Literariness in the films of Eric Rohmer
Degree GrantorUniversity of Canterbury
Degree NameMaster of Arts
This thesis is an exploration of the writings and films of French filmmaker, Eric Rohmer. I give an overview of the historical context of Rohmer and his work, as well as explore the notion of literariness, literariness in film, and literariness in the films of Eric Rohmer. Though Rohmer was widely known as a cinéaste, he helped shape the French New Wave from the position of critical writer. In the early fifties, Rohmer joined François Truffaut, Jean-Luc Godard, Claude Chabrol, and Jacques Rivette to write for the newly established Cahiers du Cinéma. I analyze how Rohmer’s critical work at the Cahiers, as well as his later film work, responds to theories of literariness in film from Alexandre Astruc and François Truffaut. Rohmer invokes literariness when he creates films in series.
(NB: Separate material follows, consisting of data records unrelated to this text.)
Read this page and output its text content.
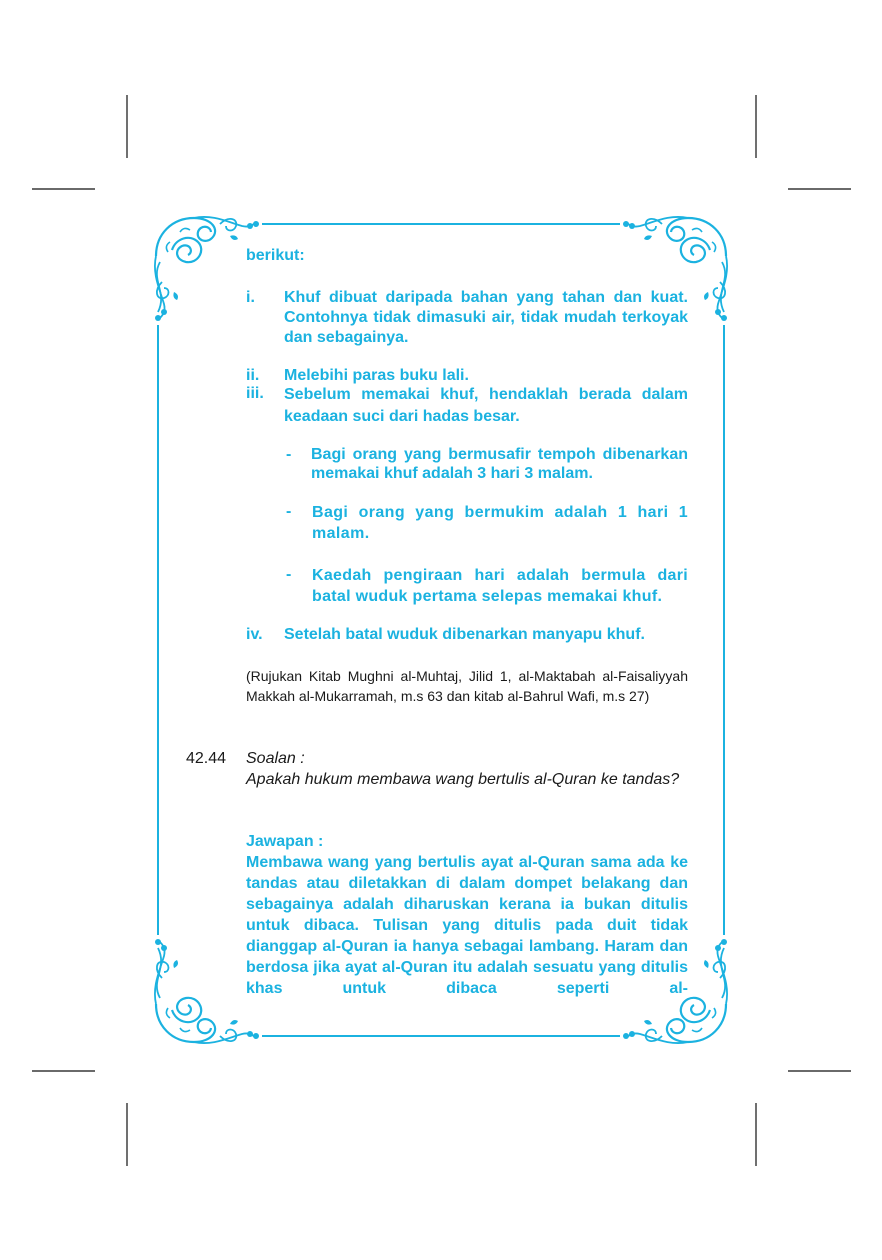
berikut:
i. Khuf dibuat daripada bahan yang tahan dan kuat. Contohnya tidak dimasuki air, tidak mudah terkoyak dan sebagainya.
ii. Melebihi paras buku lali.
iii. Sebelum memakai khuf, hendaklah berada dalam keadaan suci dari hadas besar.
- Bagi orang yang bermusafir tempoh dibenarkan memakai khuf adalah 3 hari 3 malam.
- Bagi orang yang bermukim adalah 1 hari 1 malam.
- Kaedah pengiraan hari adalah bermula dari batal wuduk pertama selepas memakai khuf.
iv. Setelah batal wuduk dibenarkan manyapu khuf.
(Rujukan Kitab Mughni al-Muhtaj, Jilid 1, al-Maktabah al-Faisaliyyah Makkah al-Mukarramah, m.s 63 dan kitab al-Bahrul Wafi, m.s 27)
42.44 Soalan :
Apakah hukum membawa wang bertulis al-Quran ke tandas?
Jawapan :
Membawa wang yang bertulis ayat al-Quran sama ada ke tandas atau diletakkan di dalam dompet belakang dan sebagainya adalah diharuskan kerana ia bukan ditulis untuk dibaca. Tulisan yang ditulis pada duit tidak dianggap al-Quran ia hanya sebagai lambang. Haram dan berdosa jika ayat al-Quran itu adalah sesuatu yang ditulis khas untuk dibaca seperti al-
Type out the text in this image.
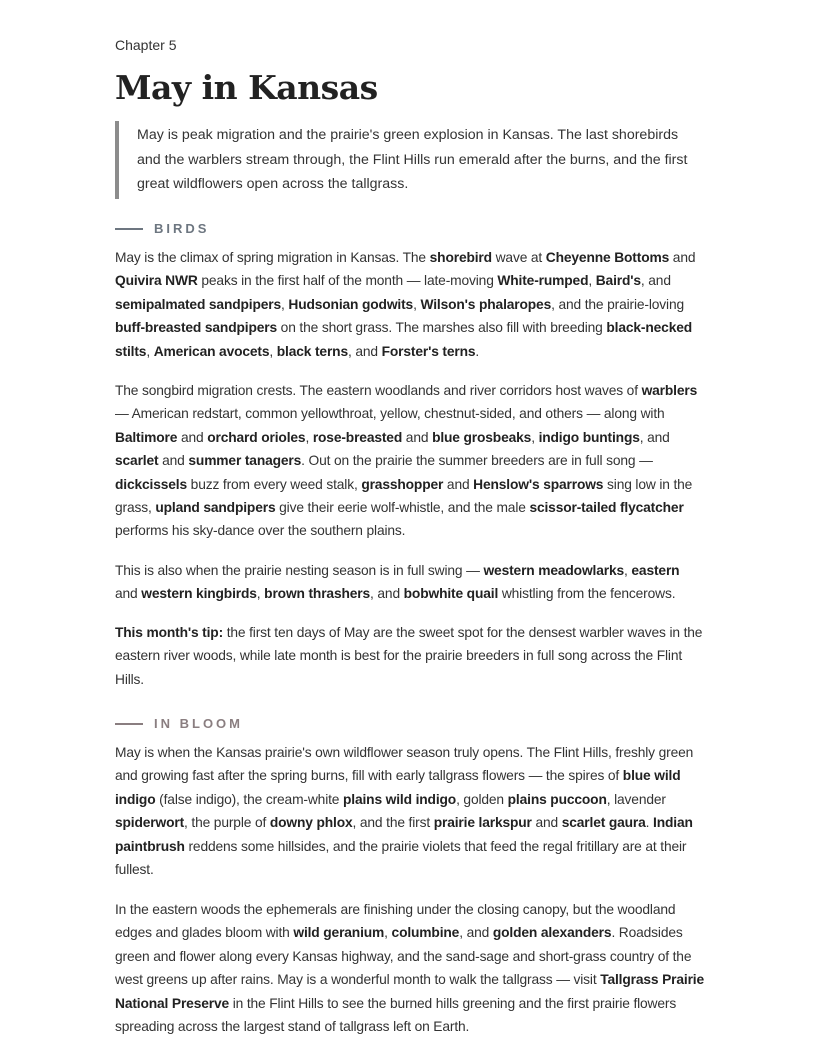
Chapter 5

May in Kansas
May is peak migration and the prairie's green explosion in Kansas. The last shorebirds and the warblers stream through, the Flint Hills run emerald after the burns, and the first great wildflowers open across the tallgrass.
BIRDS

May is the climax of spring migration in Kansas. The shorebird wave at Cheyenne Bottoms and Quivira NWR peaks in the first half of the month — late-moving White-rumped, Baird's, and semipalmated sandpipers, Hudsonian godwits, Wilson's phalaropes, and the prairie-loving buff-breasted sandpipers on the short grass. The marshes also fill with breeding black-necked stilts, American avocets, black terns, and Forster's terns.

The songbird migration crests. The eastern woodlands and river corridors host waves of warblers — American redstart, common yellowthroat, yellow, chestnut-sided, and others — along with Baltimore and orchard orioles, rose-breasted and blue grosbeaks, indigo buntings, and scarlet and summer tanagers. Out on the prairie the summer breeders are in full song — dickcissels buzz from every weed stalk, grasshopper and Henslow's sparrows sing low in the grass, upland sandpipers give their eerie wolf-whistle, and the male scissor-tailed flycatcher performs his sky-dance over the southern plains.

This is also when the prairie nesting season is in full swing — western meadowlarks, eastern and western kingbirds, brown thrashers, and bobwhite quail whistling from the fencerows.

This month's tip: the first ten days of May are the sweet spot for the densest warbler waves in the eastern river woods, while late month is best for the prairie breeders in full song across the Flint Hills.

IN BLOOM

May is when the Kansas prairie's own wildflower season truly opens. The Flint Hills, freshly green and growing fast after the spring burns, fill with early tallgrass flowers — the spires of blue wild indigo (false indigo), the cream-white plains wild indigo, golden plains puccoon, lavender spiderwort, the purple of downy phlox, and the first prairie larkspur and scarlet gaura. Indian paintbrush reddens some hillsides, and the prairie violets that feed the regal fritillary are at their fullest.

In the eastern woods the ephemerals are finishing under the closing canopy, but the woodland edges and glades bloom with wild geranium, columbine, and golden alexanders. Roadsides green and flower along every Kansas highway, and the sand-sage and short-grass country of the west greens up after rains. May is a wonderful month to walk the tallgrass — visit Tallgrass Prairie National Preserve in the Flint Hills to see the burned hills greening and the first prairie flowers spreading across the largest stand of tallgrass left on Earth.
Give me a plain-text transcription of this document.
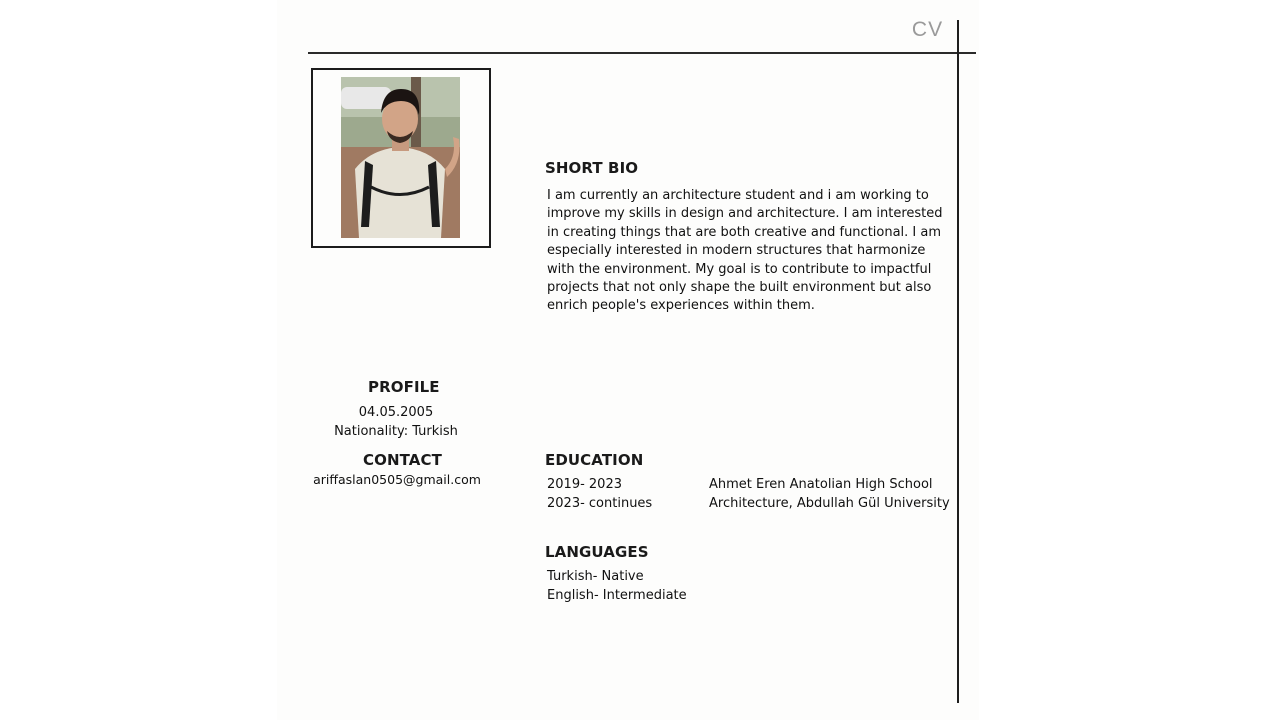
CV
PROFILE
04.05.2005
Nationality: Turkish
CONTACT
ariffaslan0505@gmail.com
SHORT BIO
I am currently an architecture student and i am working to improve my skills in design and architecture. I am interested in creating things that are both creative and functional. I am especially interested in modern structures that harmonize with the environment. My goal is to contribute to impactful projects that not only shape the built environment but also enrich people's experiences within them.
EDUCATION
2019- 2023	Ahmet Eren Anatolian High School
2023- continues	Architecture, Abdullah Gül University
LANGUAGES
Turkish- Native
English- Intermediate
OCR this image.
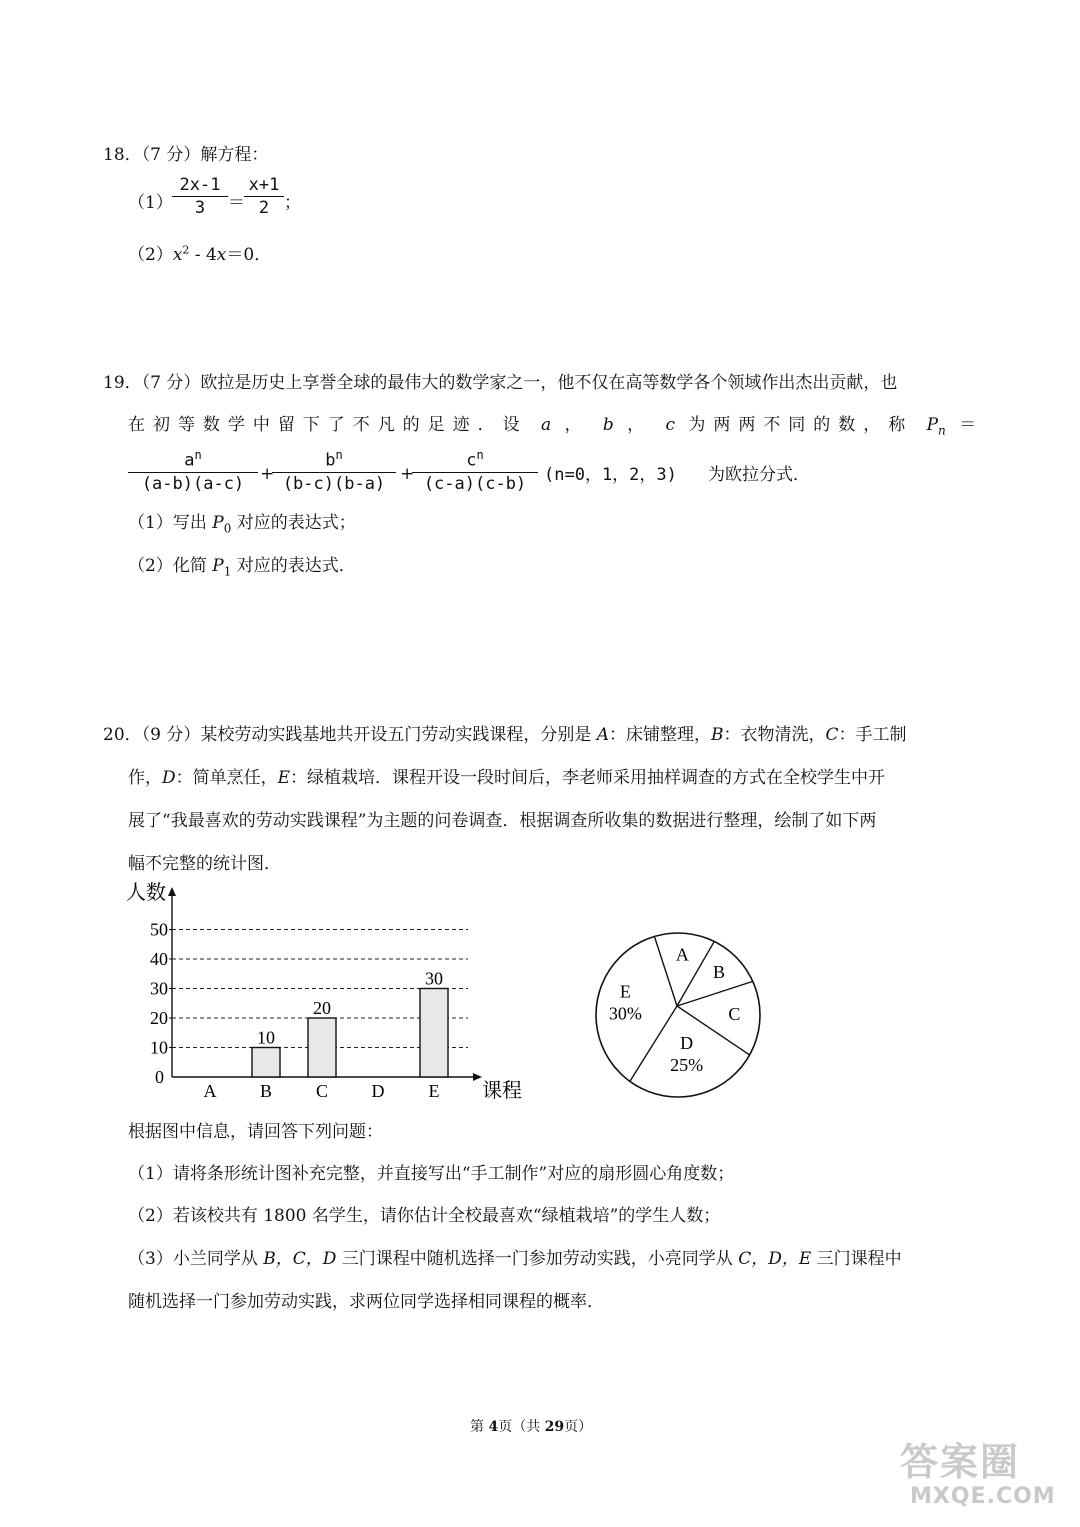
18．（7 分）解方程：
（1）
2x-1
3 ＝
x+1
2 ；
$(2)x^2 - 4x=0$．
19．（7 分）欧拉是历史上享誉全球的最伟大的数学家之一，他不仅在高等数学各个领域作出杰出贡献，也
在初等数学中留下了不凡的足迹．设 a ， b ， c 为两两不同的数，称 $P_n$ ＝
$a^n$
(a-b)(a-c) +
$b^n$
(b-c)(b-a) +
$c^n$
(c-a)(c-b) (n=0，1，2，3) 为欧拉分式．
（1）写出 $P_0$ 对应的表达式；
（2）化简 $P_1$ 对应的表达式．
20．（9 分）某校劳动实践基地共开设五门劳动实践课程，分别是 A：床铺整理，B：衣物清洗，C：手工制
作，D：简单烹任，E：绿植栽培．课程开设一段时间后，李老师采用抽样调查的方式在全校学生中开
展了“我最喜欢的劳动实践课程”为主题的问卷调查．根据调查所收集的数据进行整理，绘制了如下两
幅不完整的统计图．
0
10
20
30
40
50
人数
课程
A
10
B
20
C D
30
E
A
B
C
D
25%
E
30%
根据图中信息，请回答下列问题：
（1）请将条形统计图补充完整，并直接写出“手工制作”对应的扇形圆心角度数；
（2）若该校共有 1800 名学生，请你估计全校最喜欢“绿植栽培”的学生人数；
（3）小兰同学从 B，C，D 三门课程中随机选择一门参加劳动实践，小亮同学从 C，D，E 三门课程中
随机选择一门参加劳动实践，求两位同学选择相同课程的概率．
第 4页（共 29页）
答案圈
MXQE.COM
Just as the moral tale serves as the literary model for each of the films in Six contes moraux/Six Moral Tales, the fairy tale serves as the model for each seasonal tale in Contes des quatre saisons/Tales of the Four Seasons. The literary models that Rohmer uses to create his films can be considered “light” forms, such as the moral tale or the fairy tale. However, the content of his films often relies on “heavy” literature, such as Blaise Pascal’s Pensées/Thoughts or William Shakespeare’s The Winter’s Tale. Each chapter examines a particular film to explore the various dimensions of “light” and “heavy” literature, and how they inform the textual strategies of Rohmer’s films. The films that I analyse, Ma Nuit chez Maud/My Night at Maud’s (1969), La Marquise d’O…/The Marquise d’O… (1976), La Femme de l’aviateur/The Aviator’s Wife (1980), and Conte d’hiver/A Tale of Winter (1992), represent a cross-section of Rohmer’s work as an auteur. Analysis reveals that each film speaks to “literariness” in its own way.